Seul rempart : leur arme à feu
A l’aide de grenades – trois détonations correspondant à des grenades de désencerclement sont audibles sur la vidéo, une arme qui propulse 18 galets en caoutchouc à très forte vitesse et peut gravement blesser au visage – ces policiers tentent de disperser la foule. Le samedi 8 décembre, David Dufresne, journaliste et auteur d’un livre référence sur le maintien de l’ordre, avait assisté à une scène similaire, où les policiers avaient cette fois réussi leur manœuvre : «Trois motos dont une avec deux policiers s’étaient arrêtées, ils avaient lancé des grenades de désencerclement, puis étaient partis tout aussi vite qu’ils étaient arrivés.» Mais ce samedi, les policiers ne parviennent pas à se replier assez rapidement. Les explosions des grenades provoquent une réaction d’hostilité des manifestants, qui fondent sur les fonctionnaires, peu nombreux. Les «unités constituées», capables de faire face sans tirer à balle réelle sont trop éloignées. Les quatre motards sont en danger, avec pour seul rempart leur arme à feu. Une situation redoutée par les forces de l’ordre et qui apparaît en contradiction avec la tradition du maintien de l’ordre en France.

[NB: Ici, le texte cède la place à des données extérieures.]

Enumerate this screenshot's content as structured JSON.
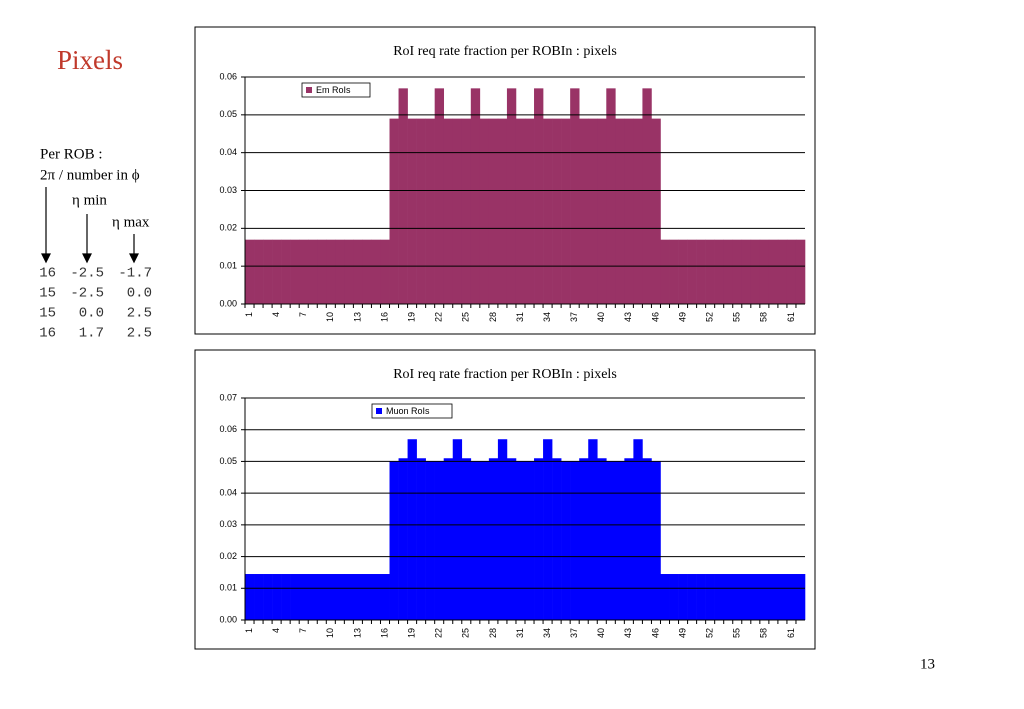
{
  "slide": {
    "title": "Pixels",
    "per_rob": "Per ROB :",
    "column_1": "2π / number in ϕ",
    "column_2": "η min",
    "column_3": "η max",
    "table": [
      [
        "16",
        "-2.5",
        "-1.7"
      ],
      [
        "15",
        "-2.5",
        "0.0"
      ],
      [
        "15",
        "0.0",
        "2.5"
      ],
      [
        "16",
        "1.7",
        "2.5"
      ]
    ],
    "page_number": "13"
  },
  "chart_data": [
    {
      "type": "bar",
      "title": "RoI req rate fraction per ROBIn : pixels",
      "categories": [
        "1",
        null,
        null,
        "4",
        null,
        null,
        "7",
        null,
        null,
        "10",
        null,
        null,
        "13",
        null,
        null,
        "16",
        null,
        null,
        "19",
        null,
        null,
        "22",
        null,
        null,
        "25",
        null,
        null,
        "28",
        null,
        null,
        "31",
        null,
        null,
        "34",
        null,
        null,
        "37",
        null,
        null,
        "40",
        null,
        null,
        "43",
        null,
        null,
        "46",
        null,
        null,
        "49",
        null,
        null,
        "52",
        null,
        null,
        "55",
        null,
        null,
        "58",
        null,
        null,
        "61",
        null
      ],
      "series": [
        {
          "name": "Em RoIs",
          "color": "#993366",
          "values": [
            0.017,
            0.017,
            0.017,
            0.017,
            0.017,
            0.017,
            0.017,
            0.017,
            0.017,
            0.017,
            0.017,
            0.017,
            0.017,
            0.017,
            0.017,
            0.017,
            0.049,
            0.057,
            0.049,
            0.049,
            0.049,
            0.057,
            0.049,
            0.049,
            0.049,
            0.057,
            0.049,
            0.049,
            0.049,
            0.057,
            0.049,
            0.049,
            0.057,
            0.049,
            0.049,
            0.049,
            0.057,
            0.049,
            0.049,
            0.049,
            0.057,
            0.049,
            0.049,
            0.049,
            0.057,
            0.049,
            0.017,
            0.017,
            0.017,
            0.017,
            0.017,
            0.017,
            0.017,
            0.017,
            0.017,
            0.017,
            0.017,
            0.017,
            0.017,
            0.017,
            0.017,
            0.017
          ]
        }
      ],
      "ylim": [
        0,
        0.06
      ],
      "yticks": [
        {
          "value": 0,
          "label": "0.00"
        },
        {
          "value": 0.01,
          "label": "0.01"
        },
        {
          "value": 0.02,
          "label": "0.02"
        },
        {
          "value": 0.03,
          "label": "0.03"
        },
        {
          "value": 0.04,
          "label": "0.04"
        },
        {
          "value": 0.05,
          "label": "0.05"
        },
        {
          "value": 0.06,
          "label": "0.06"
        }
      ],
      "grid": true,
      "legend": "top-left"
    },
    {
      "type": "bar",
      "title": "RoI req rate fraction per ROBIn : pixels",
      "categories": [
        "1",
        null,
        null,
        "4",
        null,
        null,
        "7",
        null,
        null,
        "10",
        null,
        null,
        "13",
        null,
        null,
        "16",
        null,
        null,
        "19",
        null,
        null,
        "22",
        null,
        null,
        "25",
        null,
        null,
        "28",
        null,
        null,
        "31",
        null,
        null,
        "34",
        null,
        null,
        "37",
        null,
        null,
        "40",
        null,
        null,
        "43",
        null,
        null,
        "46",
        null,
        null,
        "49",
        null,
        null,
        "52",
        null,
        null,
        "55",
        null,
        null,
        "58",
        null,
        null,
        "61",
        null
      ],
      "series": [
        {
          "name": "Muon RoIs",
          "color": "#0000ff",
          "values": [
            0.0145,
            0.0145,
            0.0145,
            0.0145,
            0.0145,
            0.0145,
            0.0145,
            0.0145,
            0.0145,
            0.0145,
            0.0145,
            0.0145,
            0.0145,
            0.0145,
            0.0145,
            0.0145,
            0.05,
            0.051,
            0.057,
            0.051,
            0.05,
            0.05,
            0.051,
            0.057,
            0.051,
            0.05,
            0.05,
            0.051,
            0.057,
            0.051,
            0.05,
            0.05,
            0.051,
            0.057,
            0.051,
            0.05,
            0.05,
            0.051,
            0.057,
            0.051,
            0.05,
            0.05,
            0.051,
            0.057,
            0.051,
            0.05,
            0.0145,
            0.0145,
            0.0145,
            0.0145,
            0.0145,
            0.0145,
            0.0145,
            0.0145,
            0.0145,
            0.0145,
            0.0145,
            0.0145,
            0.0145,
            0.0145,
            0.0145,
            0.0145
          ]
        }
      ],
      "ylim": [
        0,
        0.07
      ],
      "yticks": [
        {
          "value": 0,
          "label": "0.00"
        },
        {
          "value": 0.01,
          "label": "0.01"
        },
        {
          "value": 0.02,
          "label": "0.02"
        },
        {
          "value": 0.03,
          "label": "0.03"
        },
        {
          "value": 0.04,
          "label": "0.04"
        },
        {
          "value": 0.05,
          "label": "0.05"
        },
        {
          "value": 0.06,
          "label": "0.06"
        },
        {
          "value": 0.07,
          "label": "0.07"
        }
      ],
      "grid": true,
      "legend": "top-left"
    }
  ]
}
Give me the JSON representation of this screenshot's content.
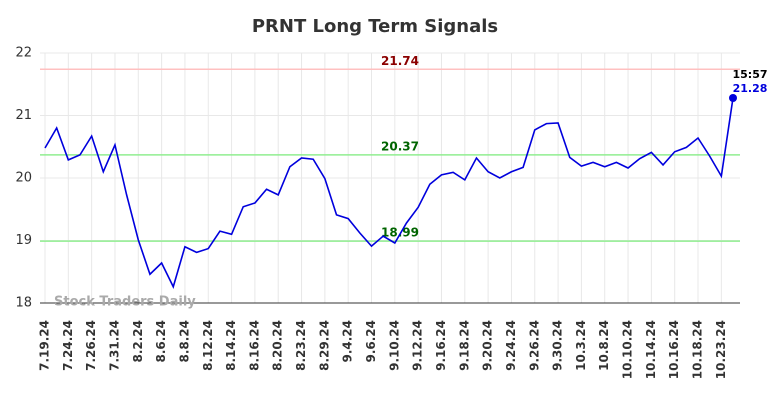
{
  "chart_data": {
    "type": "line",
    "title": "PRNT Long Term Signals",
    "categories": [
      "7.19.24",
      null,
      "7.24.24",
      null,
      "7.26.24",
      null,
      "7.31.24",
      null,
      "8.2.24",
      null,
      "8.6.24",
      null,
      "8.8.24",
      null,
      "8.12.24",
      null,
      "8.14.24",
      null,
      "8.16.24",
      null,
      "8.20.24",
      null,
      "8.23.24",
      null,
      "8.29.24",
      null,
      "9.4.24",
      null,
      "9.6.24",
      null,
      "9.10.24",
      null,
      "9.12.24",
      null,
      "9.16.24",
      null,
      "9.18.24",
      null,
      "9.20.24",
      null,
      "9.24.24",
      null,
      "9.26.24",
      null,
      "9.30.24",
      null,
      "10.3.24",
      null,
      "10.8.24",
      null,
      "10.10.24",
      null,
      "10.14.24",
      null,
      "10.16.24",
      null,
      "10.18.24",
      null,
      "10.23.24",
      null
    ],
    "series": [
      {
        "color": "#0000dd",
        "values": [
          20.48,
          20.8,
          20.29,
          20.37,
          20.67,
          20.1,
          20.53,
          19.73,
          19.01,
          18.46,
          18.64,
          18.26,
          18.9,
          18.81,
          18.87,
          19.15,
          19.1,
          19.54,
          19.6,
          19.82,
          19.73,
          20.18,
          20.32,
          20.3,
          19.99,
          19.41,
          19.35,
          19.12,
          18.91,
          19.07,
          18.96,
          19.28,
          19.53,
          19.9,
          20.05,
          20.09,
          19.97,
          20.32,
          20.1,
          20.0,
          20.1,
          20.17,
          20.77,
          20.87,
          20.88,
          20.33,
          20.19,
          20.25,
          20.18,
          20.25,
          20.16,
          20.31,
          20.41,
          20.21,
          20.42,
          20.49,
          20.64,
          20.35,
          20.03,
          21.28
        ]
      }
    ],
    "ylim": [
      18,
      22
    ],
    "yticks": [
      18,
      19,
      20,
      21,
      22
    ],
    "grid": true,
    "hlines": [
      {
        "value": 21.74,
        "color": "#ffc0c0",
        "label_color": "#8b0000"
      },
      {
        "value": 20.37,
        "color": "#90ee90",
        "label_color": "#006400"
      },
      {
        "value": 18.99,
        "color": "#90ee90",
        "label_color": "#006400"
      }
    ],
    "last_time": "15:57",
    "watermark": "Stock Traders Daily"
  }
}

Interrogée à propos de cet événement, la préfecture de police de Paris n’a pas répondu à nos questions. «On considère que l’on est face à des violences urbaines et non plus une manifestation traditionnelle», expliquait récemment à Libération un haut gradé de la préfecture pour justifier cette nouvelle méthode. La scène des Champs-Elysées résonne désormais comme un avertissement pour les autorités.